Ten years later, after a long career with the Marcus Corporation, Allen moved to work with Proctor & Gamble in a sales position while tending to his farm and selling food at the Fondy Farmers Market in Milwaukee. Just as Proctor & Gamble were restructuring, Allen felt a powerful desire to “spend [his] life entirely in the active and physical world of agriculture” (108). Allen drove past the greenhouses in Milwaukee that would become the site of his urban farm and his farm stand.

Part 1, Chapters 5-9 Analysis

Family and identity are the themes that dominate this first section of the book. Allen’s personal family history is essential to the understanding of his relationship with land and farming, and readers can easily comprehend why the pull of agriculture is so deep within Allen’s person. As well, his talents for basketball and corporate sales reveal other elements of Allen’s temperament and personality that equip him well as he embarks on a new career in the innovative field of urban agriculture. As well, Allen’s discussion of the challenge of living with cancer demonstrates his resilience and his refusal to let any potential learning experience go past without careful examination.

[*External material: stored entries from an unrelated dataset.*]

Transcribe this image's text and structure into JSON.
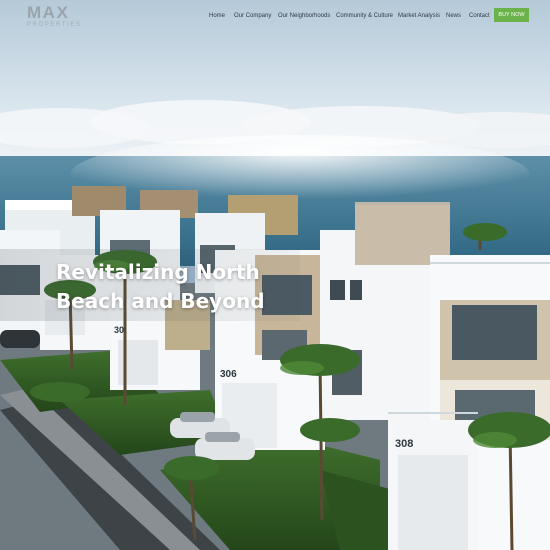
{
  "brand": {
    "name": "MAX",
    "tagline": "PROPERTIES"
  },
  "nav": {
    "items": [
      {
        "label": "Home"
      },
      {
        "label": "Our Company"
      },
      {
        "label": "Our Neighborhoods"
      },
      {
        "label": "Community & Culture"
      },
      {
        "label": "Market Analysis"
      },
      {
        "label": "News"
      },
      {
        "label": "Contact"
      }
    ],
    "cta_label": "BUY NOW"
  },
  "hero": {
    "title_line1": "Revitalizing North",
    "title_line2": "Beach and Beyond",
    "unit_numbers": [
      "308",
      "306",
      "30"
    ]
  },
  "colors": {
    "accent": "#6cb24a",
    "nav_text": "#2d3a46",
    "logo": "#9aa4ad"
  }
}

Allen’s reflections on race and identity are also interesting as he grew up during a time in American history that was rife with racial tension. Allen describes being aware that major happenings were ongoing, but his own focus was on his family and his career. Even when his in-laws, the parents of Cyndy Bussler, appeared unsupportive of their marriage, he does not describe responding to their negativity with rancor. Rather, he chose to invest his energy into his family, displaying a kind of confidence and compassion that emerges later in the book as he connects with his community. Cyndy’s own openness to an unconventional life that defies societal expectations reveals a side to her character that is clearly compatible with Allen. She too made decisions for herself and ignored the social pressures of the time, showing strength and an independent spirit that must have been a great support to Allen as he left his secure corporate profession for something unknown and that much more risky.